What I find is that communication is the best solution. I put into the assignments that you will need the material from class to complete this assignment. I also tell them that at the beginning of the semester, but seeing "We will work on this in class" or some other notification at the top of the assignment does a pretty good job of keeping students from working on it ahead of time. Also knowing that I take points off when they don't follow directions might help with them following the directions.

Students needing to come to class to get the directions wasn't the case last semester. Last semester, all of my projects had detailed notes and videos about how to complete them because I had developed them when we went online for COVID. In class, I lectured (different examples than the videos, but the same content) and let them do the projects at home since we had detailed instructions. The result was that I had a terrible time getting students to come to class because everything we were doing in class was online as well. This semester, I purposefully left details out of the classroom activities so that they had to come to get the content. I left all the lecture videos and quizzes online so they could do that outside of class, but I wanted the class time to actually be meaningful and beneficial to the students. Attendance has been great this semester, maybe even better than it was pre-COVID. Of course, your circumstances may be completely different.

tricon
Community Member

It would be helpful to have the ability to set different module lock dates, prerequisites, and requirements for select students and sections in a given course. I would suggest these new options be made available under the 'Edit Module Settings' options:

EditModuleSettings.png

And perhaps it would also be beneficial to mimic the existing 'Edit Assignment Settings' options for consistency? Something like the 'Assign' policy?
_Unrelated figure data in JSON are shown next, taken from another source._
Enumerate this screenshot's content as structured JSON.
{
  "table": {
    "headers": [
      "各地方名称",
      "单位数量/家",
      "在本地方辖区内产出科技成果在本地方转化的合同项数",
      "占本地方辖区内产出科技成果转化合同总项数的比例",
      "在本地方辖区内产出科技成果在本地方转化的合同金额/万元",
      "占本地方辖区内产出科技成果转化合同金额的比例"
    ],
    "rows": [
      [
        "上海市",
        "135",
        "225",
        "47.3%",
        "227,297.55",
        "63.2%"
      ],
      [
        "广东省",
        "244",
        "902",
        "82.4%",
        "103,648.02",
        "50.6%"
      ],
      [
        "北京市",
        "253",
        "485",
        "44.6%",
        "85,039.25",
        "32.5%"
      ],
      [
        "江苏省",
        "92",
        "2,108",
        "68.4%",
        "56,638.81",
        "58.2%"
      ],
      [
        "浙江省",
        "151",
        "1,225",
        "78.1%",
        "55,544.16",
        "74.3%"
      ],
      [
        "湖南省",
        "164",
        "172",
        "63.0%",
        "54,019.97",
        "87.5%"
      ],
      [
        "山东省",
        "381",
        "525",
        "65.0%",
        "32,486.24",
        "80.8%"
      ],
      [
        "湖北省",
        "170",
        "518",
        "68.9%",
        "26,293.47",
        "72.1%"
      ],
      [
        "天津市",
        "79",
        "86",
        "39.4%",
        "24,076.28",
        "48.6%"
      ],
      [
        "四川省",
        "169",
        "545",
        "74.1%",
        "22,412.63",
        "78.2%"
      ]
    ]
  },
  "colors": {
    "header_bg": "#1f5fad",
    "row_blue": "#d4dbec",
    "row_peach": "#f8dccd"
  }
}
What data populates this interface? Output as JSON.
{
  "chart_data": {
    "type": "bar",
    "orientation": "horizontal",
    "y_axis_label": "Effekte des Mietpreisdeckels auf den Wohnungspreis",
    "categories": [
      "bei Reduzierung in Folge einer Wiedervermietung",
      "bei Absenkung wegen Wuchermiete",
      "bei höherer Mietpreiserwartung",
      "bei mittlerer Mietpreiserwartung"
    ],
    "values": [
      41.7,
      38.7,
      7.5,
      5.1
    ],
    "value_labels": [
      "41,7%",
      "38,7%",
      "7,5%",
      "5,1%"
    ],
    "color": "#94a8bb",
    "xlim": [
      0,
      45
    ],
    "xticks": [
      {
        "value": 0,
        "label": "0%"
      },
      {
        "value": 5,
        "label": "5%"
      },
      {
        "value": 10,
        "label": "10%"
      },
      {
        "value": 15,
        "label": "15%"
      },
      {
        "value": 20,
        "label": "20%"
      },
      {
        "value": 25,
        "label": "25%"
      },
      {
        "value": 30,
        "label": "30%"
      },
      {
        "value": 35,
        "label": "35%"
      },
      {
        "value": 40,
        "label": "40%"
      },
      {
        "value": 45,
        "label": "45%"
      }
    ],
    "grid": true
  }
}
EditAssignmentSettings.png

TracyYarchi
Community Member

I'm creating training for for different groups of professional staff with different needs at the college level.  I would like to have a unique section or even individual modules that only certain groups could access.  So group A would only have access to section or module A and group B would only have access to section or module B, etc. Maybe I missed an earlier comment that addresses this?

AndrewDwyer
Community Explorer

We have a real need for this feature. Within out VET courses where learners have to choose X amount of electives from a sometimes comprehensive list, with this feature we can allocate modules to students based on what they enrolled in, and eliminate the risk of them potentially completing something they don't need to

CASEYSHUFELT
Community Novice

I like having all my classes on one canvas, but sometimes that means I need different modules for each section. The settings exist for this everywhere else except the modules page. I don't want my students to have to scroll through other empty modules to get to theirs, it just muddies things up.

stijn_castel
Community Explorer

I'd like to have the opportunity to set a module as a sort of assignment.

I often need my students to complete a whole module. Instead of setting a deadline for every assignment in the module, I'd like to set one deadline for the whole module. It would be nice if my students could see the deadline of the module in their calender and if I could see which students have completed the module in my gradebook.

BarbaraBesal
Community Member

Upvote. Several teachers at my school have asked if its possible to assign a module to individuals or a small group. Sounds like a feature they would find useful.